Anne Wills Geplauder über die Ware Mensch

Ihrem Ziel, Wochenthemen zu setzen, wurde die Moderatorin noch nicht gerecht. Die Premiere fiel deshalb fad aus.

Düsseldorf. Nichts gegen das Thema "Rendite statt Respekt: Wenn Arbeit ihren Wert verliert". Denn zigtausende Arbeitnehmer rechnen tagtäglich mit jedem Cent, weil sie von Dumpinglöhnen leben müssen. Doch Anne Will, der neue Stern am politischen Talkshow-Himmel in der ARD und Nachfolgerin von Sabine Christiansen, hat es sich zum Ziel gesetzt, "am Sonntagabend ganz klar den Wochenauftakt zu markieren". Gemessen an diesem Anspruch fiel die Premiere ein wenig fad aus.

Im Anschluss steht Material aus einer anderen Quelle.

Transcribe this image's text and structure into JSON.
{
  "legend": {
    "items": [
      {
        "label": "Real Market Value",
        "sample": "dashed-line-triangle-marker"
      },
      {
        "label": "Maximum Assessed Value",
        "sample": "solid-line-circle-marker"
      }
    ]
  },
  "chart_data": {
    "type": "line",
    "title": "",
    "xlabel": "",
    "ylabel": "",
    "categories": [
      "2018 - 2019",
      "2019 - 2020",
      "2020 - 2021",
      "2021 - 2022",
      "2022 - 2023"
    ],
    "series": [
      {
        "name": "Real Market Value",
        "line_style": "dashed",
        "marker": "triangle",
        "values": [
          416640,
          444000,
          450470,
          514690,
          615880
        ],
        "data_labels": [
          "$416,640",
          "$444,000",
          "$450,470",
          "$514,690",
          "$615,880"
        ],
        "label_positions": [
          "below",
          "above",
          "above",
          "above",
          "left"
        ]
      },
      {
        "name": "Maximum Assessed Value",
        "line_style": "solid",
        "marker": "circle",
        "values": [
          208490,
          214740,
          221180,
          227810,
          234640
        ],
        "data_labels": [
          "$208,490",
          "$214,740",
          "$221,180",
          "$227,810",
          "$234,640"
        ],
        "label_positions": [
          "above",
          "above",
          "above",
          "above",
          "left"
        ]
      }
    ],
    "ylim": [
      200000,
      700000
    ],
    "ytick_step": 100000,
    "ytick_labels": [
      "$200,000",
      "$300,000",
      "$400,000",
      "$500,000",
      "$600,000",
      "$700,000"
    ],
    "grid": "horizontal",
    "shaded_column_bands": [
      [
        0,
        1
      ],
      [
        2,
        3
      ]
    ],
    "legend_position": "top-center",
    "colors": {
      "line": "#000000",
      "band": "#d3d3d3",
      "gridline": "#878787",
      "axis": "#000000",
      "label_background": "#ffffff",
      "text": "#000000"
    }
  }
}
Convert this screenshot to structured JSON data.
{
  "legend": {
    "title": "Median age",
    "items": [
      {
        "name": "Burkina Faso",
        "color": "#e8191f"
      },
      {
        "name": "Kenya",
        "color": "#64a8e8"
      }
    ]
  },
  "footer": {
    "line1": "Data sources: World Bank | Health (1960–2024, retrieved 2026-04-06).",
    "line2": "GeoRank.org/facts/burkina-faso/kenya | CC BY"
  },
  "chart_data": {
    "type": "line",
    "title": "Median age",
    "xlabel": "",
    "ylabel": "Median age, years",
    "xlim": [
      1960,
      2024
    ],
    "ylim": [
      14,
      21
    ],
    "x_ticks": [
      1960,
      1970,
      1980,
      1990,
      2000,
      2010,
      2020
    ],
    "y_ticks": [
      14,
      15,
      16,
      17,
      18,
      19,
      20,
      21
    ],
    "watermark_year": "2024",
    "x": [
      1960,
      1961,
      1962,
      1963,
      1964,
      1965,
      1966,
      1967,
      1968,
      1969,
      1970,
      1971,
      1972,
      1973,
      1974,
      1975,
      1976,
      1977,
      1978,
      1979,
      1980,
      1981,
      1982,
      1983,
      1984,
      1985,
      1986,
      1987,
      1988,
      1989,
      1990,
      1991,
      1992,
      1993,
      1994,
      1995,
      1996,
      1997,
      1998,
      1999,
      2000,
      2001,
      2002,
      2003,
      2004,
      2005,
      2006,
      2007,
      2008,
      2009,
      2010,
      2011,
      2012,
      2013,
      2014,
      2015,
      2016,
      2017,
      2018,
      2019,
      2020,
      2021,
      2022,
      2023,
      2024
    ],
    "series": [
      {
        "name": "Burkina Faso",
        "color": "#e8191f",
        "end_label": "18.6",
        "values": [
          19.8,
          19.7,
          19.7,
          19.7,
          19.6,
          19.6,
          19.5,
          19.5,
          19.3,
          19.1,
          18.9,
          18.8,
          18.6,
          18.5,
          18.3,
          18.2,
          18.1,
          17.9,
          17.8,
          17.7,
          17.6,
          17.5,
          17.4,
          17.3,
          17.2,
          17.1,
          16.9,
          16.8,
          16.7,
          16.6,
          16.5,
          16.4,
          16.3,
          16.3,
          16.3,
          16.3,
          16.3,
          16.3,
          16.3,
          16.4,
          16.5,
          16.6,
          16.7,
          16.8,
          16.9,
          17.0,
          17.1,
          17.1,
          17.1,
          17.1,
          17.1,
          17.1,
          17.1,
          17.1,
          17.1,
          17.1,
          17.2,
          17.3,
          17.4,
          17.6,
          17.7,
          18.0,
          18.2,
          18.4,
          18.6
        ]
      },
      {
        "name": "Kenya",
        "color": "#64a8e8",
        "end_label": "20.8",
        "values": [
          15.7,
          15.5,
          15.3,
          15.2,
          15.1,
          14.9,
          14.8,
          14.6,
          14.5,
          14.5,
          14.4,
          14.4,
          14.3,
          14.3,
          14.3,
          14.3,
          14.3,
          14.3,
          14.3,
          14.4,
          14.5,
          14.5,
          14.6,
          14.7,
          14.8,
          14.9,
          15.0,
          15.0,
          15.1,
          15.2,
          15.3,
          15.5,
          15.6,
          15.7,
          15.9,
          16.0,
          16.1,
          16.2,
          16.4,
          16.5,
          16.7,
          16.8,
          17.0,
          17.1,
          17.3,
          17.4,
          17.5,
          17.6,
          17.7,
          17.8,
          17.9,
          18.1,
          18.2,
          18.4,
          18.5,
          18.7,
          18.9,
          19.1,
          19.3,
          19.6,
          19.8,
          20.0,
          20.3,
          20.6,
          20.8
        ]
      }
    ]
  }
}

Während sich Deutschland längst über andere Themen ereiferte - einen Bundesinnenminister, der vor Terroranschlägen mit Atomwaffen warnt und einen Verteidigungsminister, der mit dem Abschuss von Passagierflugzeugen liebäugelt, die in die Hände von Terroristen gefallen sind - plauderte die Ex-Tagesthemen-Sprecherin im grau-braunen Hosenanzug mit ihren Gästen über die Ware Mensch. Allerdings ohne großen Informationswert.

Vielleicht lag es an ihrer Aufregung, dass Anne Will nur selten nachhakte, den Gästen lieber ein Forum für langatmige Monologe bot und die Moderationskärtchen abarbeitete. Trotzdem wirkte ihre Unaufgeregtheit im Kontrast zur huldvollen Plaudertasche Christiansen fast schon wohltuend.

Einschaltquote: Anne Will (Foto) hat mit ihrer Talkshow-Premiere in der ARD eine gute Einschaltquote eingefahren. 5,04 Millionen Zuschauer (Marktanteil: 18,2 Prozent) interessierten sich ab 21.45 Uhr für die neue Sendung der ehemaligen "Tagesthemen"-Moderatorin. Ihre Vorgängerin Sabine Christiansen wollten im Durchschnitt 3,9 Millionen Menschen (Marktanteil: 13,5 Prozent) sehen.

Gäste: Zu Gast waren unter anderem Landesbischöfin Margot Käßmann, SPD-Chef Kurt Beck (Foto links), NRW-Ministerpräsident Jürgen Rüttgers (CDU/rechts) und Telekom-Vorstandschef René Obermann.

Resonanz: ARD-Programmdirektor Günter Struve sprach von "60 Minuten Freude", ARD-Chefredakteur Thomas Baumann sagte: "Anne Will hat die Diskussion an der richtigen Stelle laufen lassen und dann journalistisch genau und zielsicher nachgehakt." NDR-Programmdirektor Volker Herres lobte: "Sie kam, sah und siegte."